On January 21 we received word that Roger Harney, a key member of the team at Revell, passed away after a 57-year career.


Roger was an accomplished airplane modeler when he joined Monogram in 1957 as a model maker. He soon graduated to kit designer, with the Long John Dragster and Green Hornet to his credit, followed by the Monogram 1/8 scale Chevy engine. That led to the “Big T” series, which included industry firsts such as wiring and printed instrument gauges.

 
Roger graduated to management in 1963, where he ran the Model Shop for ten years. In 1972 he became the Head of Engineering and the Model Shop, and then moved to Research and Development in 1997, where he took the lead in developing prefinished graphics and Revell’s die-cast models.  


He then became Director of Manufacturing Outsourcing and Engineering, and most recently, Vice President of Engineering and Manufacturing.
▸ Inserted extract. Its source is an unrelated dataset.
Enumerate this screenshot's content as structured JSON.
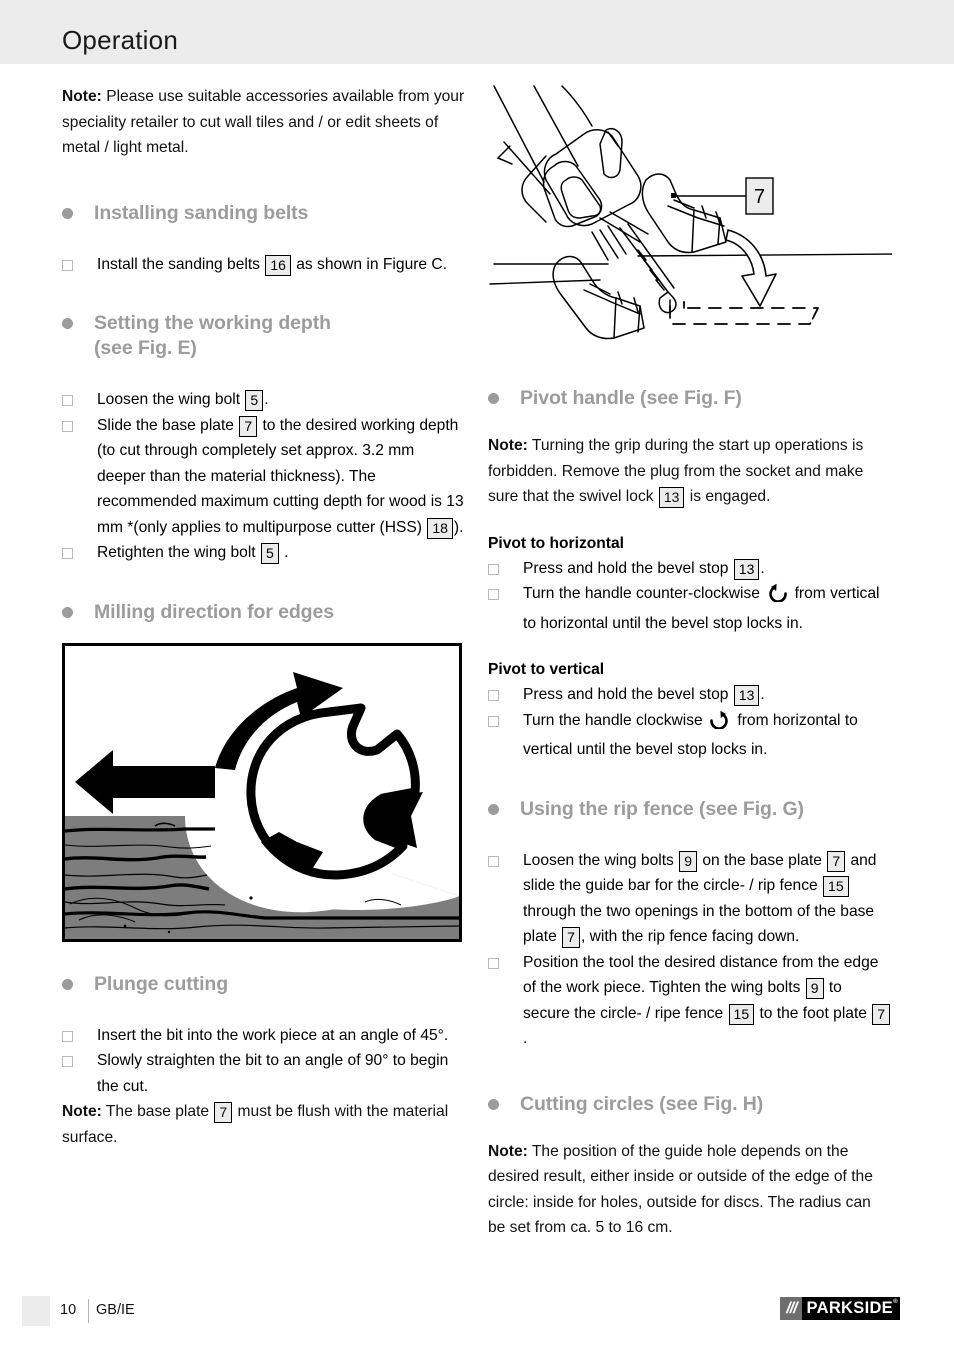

Now age 77, he had tentatively planned to retire in 2014.


Roger was also an accomplished model car builder and a true car guy.  He recently sent me pictures of his expert build of the 1948 Ford Chopped Coupe – a kit he had overseen to make sure that the content was all pre-1955 vintage speed and custom equipment.  


The 1950 Olds Custom kit was patterned after the first car Roger bought after graduation from high school. He was particularly proud of the Pro Modeler 1940 Ford Convertible, a kit he once told me he’d wanted to do for more than 40 years.  


He bought a 1:1 scale 1963 Corvette when they were ntroduced, and recently told me that he had owned at least one 1963 or 1964 Vette during all the ensuing years. He was a Tech Judge at the annual Bloomington Corvette meets, and also frequently rode his Harley Sportster.  


He made it a point to attend the Grand National Roadster show, and frequently participated in the Woodward Dream Cruise.


I last spoke with Roger just before the holidays, when he told me that he was taking a short leave of absence.


Our condolences to Roger’s family, and to the team at Revell. The model car world has just lost a true pioneer, innovator, and kindred spirit. Godspeed, Roger.